= Statue of Winston Churchill, Paris =

Statue by Jean Cardot in Paris, France

A statue of Winston Churchill by Jean Cardot was inaugurated in the grounds of the Petit Palais on the Avenue Winston Churchill in the 8th arrondissement of Paris in 1998. The statue of the former British prime minister is one of few statues of foreigners in the French capital.

==Description==
The statue of Winston Churchill was commissioned at the start of 1998, five years after a statue of Charles de Gaulle was unveiled in London. The two leaders had a complex relationship, both on personal terms and in France–United Kingdom relations.

Paris-based British businessman Brian Reeve came up with the idea. The 3.2 metre, 2,500 kg bronze statue was funded by 3,000 donations totalling the equivalent of £250,000. The largest donation was equal to £20,000, and the Council of Paris also contributed. It is based on a photograph of Churchill marching with De Gaulle down the Champs-Élysées on 11 November 1944. Cardot said that the image of Churchill walking reflected his determination. The plinth features the words "We shall never surrender" from the prime minister's 6 June 1940 speech.

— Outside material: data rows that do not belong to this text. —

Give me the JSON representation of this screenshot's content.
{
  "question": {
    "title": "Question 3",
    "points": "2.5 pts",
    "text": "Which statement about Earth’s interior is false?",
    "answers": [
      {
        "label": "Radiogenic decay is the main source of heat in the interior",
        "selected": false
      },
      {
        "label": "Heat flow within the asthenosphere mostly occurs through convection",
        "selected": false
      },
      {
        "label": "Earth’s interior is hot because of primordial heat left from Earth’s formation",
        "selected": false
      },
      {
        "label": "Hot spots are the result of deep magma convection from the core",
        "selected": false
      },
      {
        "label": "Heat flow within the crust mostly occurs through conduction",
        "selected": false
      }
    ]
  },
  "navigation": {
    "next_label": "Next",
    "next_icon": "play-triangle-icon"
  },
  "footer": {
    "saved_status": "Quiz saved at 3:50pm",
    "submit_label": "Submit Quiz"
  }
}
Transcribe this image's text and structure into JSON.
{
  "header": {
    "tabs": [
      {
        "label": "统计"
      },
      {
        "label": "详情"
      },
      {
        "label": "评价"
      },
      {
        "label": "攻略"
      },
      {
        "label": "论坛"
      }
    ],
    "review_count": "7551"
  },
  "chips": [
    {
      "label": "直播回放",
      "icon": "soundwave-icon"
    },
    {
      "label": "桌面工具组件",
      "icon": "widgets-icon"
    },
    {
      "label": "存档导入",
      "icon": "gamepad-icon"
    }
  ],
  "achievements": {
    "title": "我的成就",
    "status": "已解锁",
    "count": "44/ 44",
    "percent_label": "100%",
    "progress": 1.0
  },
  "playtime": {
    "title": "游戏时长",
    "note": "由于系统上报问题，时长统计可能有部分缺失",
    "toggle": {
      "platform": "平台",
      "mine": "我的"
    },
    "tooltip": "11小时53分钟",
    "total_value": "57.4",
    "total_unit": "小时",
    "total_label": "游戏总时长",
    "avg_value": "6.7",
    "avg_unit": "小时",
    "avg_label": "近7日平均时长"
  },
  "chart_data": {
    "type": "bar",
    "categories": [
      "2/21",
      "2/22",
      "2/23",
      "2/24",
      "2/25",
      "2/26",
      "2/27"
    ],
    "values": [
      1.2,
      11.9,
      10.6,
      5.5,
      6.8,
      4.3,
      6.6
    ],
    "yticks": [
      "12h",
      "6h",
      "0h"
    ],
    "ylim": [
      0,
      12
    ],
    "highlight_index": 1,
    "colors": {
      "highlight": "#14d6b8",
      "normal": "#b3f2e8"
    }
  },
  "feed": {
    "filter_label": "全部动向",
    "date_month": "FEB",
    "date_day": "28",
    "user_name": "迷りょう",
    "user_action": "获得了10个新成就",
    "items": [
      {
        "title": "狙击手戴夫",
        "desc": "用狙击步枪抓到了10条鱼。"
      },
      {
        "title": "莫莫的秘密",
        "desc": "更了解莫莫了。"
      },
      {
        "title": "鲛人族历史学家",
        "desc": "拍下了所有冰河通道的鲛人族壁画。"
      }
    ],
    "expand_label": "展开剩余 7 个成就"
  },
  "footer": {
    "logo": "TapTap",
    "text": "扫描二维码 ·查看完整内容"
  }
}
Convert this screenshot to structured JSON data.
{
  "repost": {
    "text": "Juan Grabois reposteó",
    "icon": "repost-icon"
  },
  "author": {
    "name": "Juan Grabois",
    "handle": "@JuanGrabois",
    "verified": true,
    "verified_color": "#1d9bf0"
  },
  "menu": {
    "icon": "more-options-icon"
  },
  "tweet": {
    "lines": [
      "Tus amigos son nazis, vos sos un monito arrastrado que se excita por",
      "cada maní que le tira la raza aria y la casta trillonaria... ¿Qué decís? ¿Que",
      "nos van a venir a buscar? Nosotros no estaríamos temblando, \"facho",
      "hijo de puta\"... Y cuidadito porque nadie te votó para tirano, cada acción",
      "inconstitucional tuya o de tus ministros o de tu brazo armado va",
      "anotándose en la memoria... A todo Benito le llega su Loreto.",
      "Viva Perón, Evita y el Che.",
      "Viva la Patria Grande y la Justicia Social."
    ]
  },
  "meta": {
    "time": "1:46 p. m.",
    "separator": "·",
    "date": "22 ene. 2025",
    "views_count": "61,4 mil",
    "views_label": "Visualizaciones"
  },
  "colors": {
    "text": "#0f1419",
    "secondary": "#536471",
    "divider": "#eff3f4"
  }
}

On 11 November 1998, the 80th anniversary of the armistice that ended World War I, the statue was unveiled in the presence of Queen Elizabeth II and the President of France, Jacques Chirac. The British monarch gave a speech in French on how Churchill and De Gaulle had overcome their differences.

==Incidents==
The BBC reported in 1998 that Churchill is opposed by a minority in France for events such as the Allied bombing of German-occupied French locations. In August 2009, the statue was vandalised in red paint with the initials of Rudolf Hess, the Nazi who Churchill had arrested when he travelled to the UK for peace talks.

In July 2015, a French court ordered Nike, Inc. and an events company to pay a total of €135,000 damages to Cardot, who had sued them for unauthorised promotional use of his statue. The sportswear corporation had dressed Churchill in a Tony Parker basketball jersey in 2011.